Oh, and by the way, one can still hold some old-fashioned values, but be modern in your thinking as well. So please excuse me while I put a batch of scones in the oven.
Sonia Green, Gore

15/6

I am not normally one to bother entering into debates in this column, but I am finding it increasingly annoying and irritating reading the letters from all the anti-abortion brigade (mainly men, it seems) who are doing their best to make what is already a difficult experience and decision, even harder for the women who use this service.
Until we have walked in the shoes of each woman and understand her situation, who are we to judge her?
To tell her so blindly that she is wrong and your view, and only your view, is the correct one?
Having personally been involved with programmes for children who have come from neglected/abused/disadvantaged backgrounds, I have seen the effects that a lack of parental love and nourishment can cause, and it is heart-wrenching to see.
Can I safely assume that you are all actively engaged in raising and caring for children unwanted, unloved or unable to be cared for by their own parents?
It requires that a lot of strength and courage to acknowledge that in particular situations an abortion may be the best option.
Whatever reason a woman has for having an abortion, we have no right to condemn her or judge her. We should be offering our support and help.
So to the anti-abortion brigade – I respect that that is your opinion, so please respect that others may see it differently.
Sarah Chisnall, Invercargill

15/6
On the one hand a cow is artificially inseminated and then the calf is forcibly aborted, so that a farmer can make more money from milk she produces for her calf.

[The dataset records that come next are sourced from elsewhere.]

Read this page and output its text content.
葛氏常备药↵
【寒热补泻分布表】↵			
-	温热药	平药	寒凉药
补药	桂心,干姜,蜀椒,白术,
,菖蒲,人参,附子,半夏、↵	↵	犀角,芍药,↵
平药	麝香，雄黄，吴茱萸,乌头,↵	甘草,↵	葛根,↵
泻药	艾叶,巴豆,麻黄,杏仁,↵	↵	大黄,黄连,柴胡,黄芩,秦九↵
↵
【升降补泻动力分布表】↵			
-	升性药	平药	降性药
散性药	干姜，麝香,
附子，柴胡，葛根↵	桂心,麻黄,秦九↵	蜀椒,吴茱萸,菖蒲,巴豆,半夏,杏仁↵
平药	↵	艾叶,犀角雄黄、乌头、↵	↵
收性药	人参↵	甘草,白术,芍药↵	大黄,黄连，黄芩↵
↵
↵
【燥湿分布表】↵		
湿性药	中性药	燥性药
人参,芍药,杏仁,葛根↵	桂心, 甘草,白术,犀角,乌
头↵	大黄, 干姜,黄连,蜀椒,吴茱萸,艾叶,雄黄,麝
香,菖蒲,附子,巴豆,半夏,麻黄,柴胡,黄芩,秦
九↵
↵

On the other hand a human woman finds herself with an unwanted pregnancy and chooses to abort. How can the anti-abortionists even compare the two? One has no choice in any aspect of her life, and a pregnancy is forced on her and then removed from her – all for money. The other does have choices (unless Norman MacLean’s morality police have their way) and can act upon them.
I’d like the anti-abortionists to explain how they propose to force Southland women to carry unwanted pregnancies to term? They don’t want women to have local access to abortion, as if a day-trip to Dunedin will tip the scales (“Well, I was going to have an abortion but it’s such a long drive so it really seems more convenient to carry the pregnancy to term for the rest of the 9 months and then spend a day or two giving birth.”)
A woman in England left her five children motherless last year, because she was desperate to rid herself of an unwanted sixth pregnancy, used a method she read about on the internet, and died.
You will never stop women from aborting unwanted pregnancies. What you can do is support them in whatever choice they know is right for themselves.
I support Southland women’s rights to safe abortion.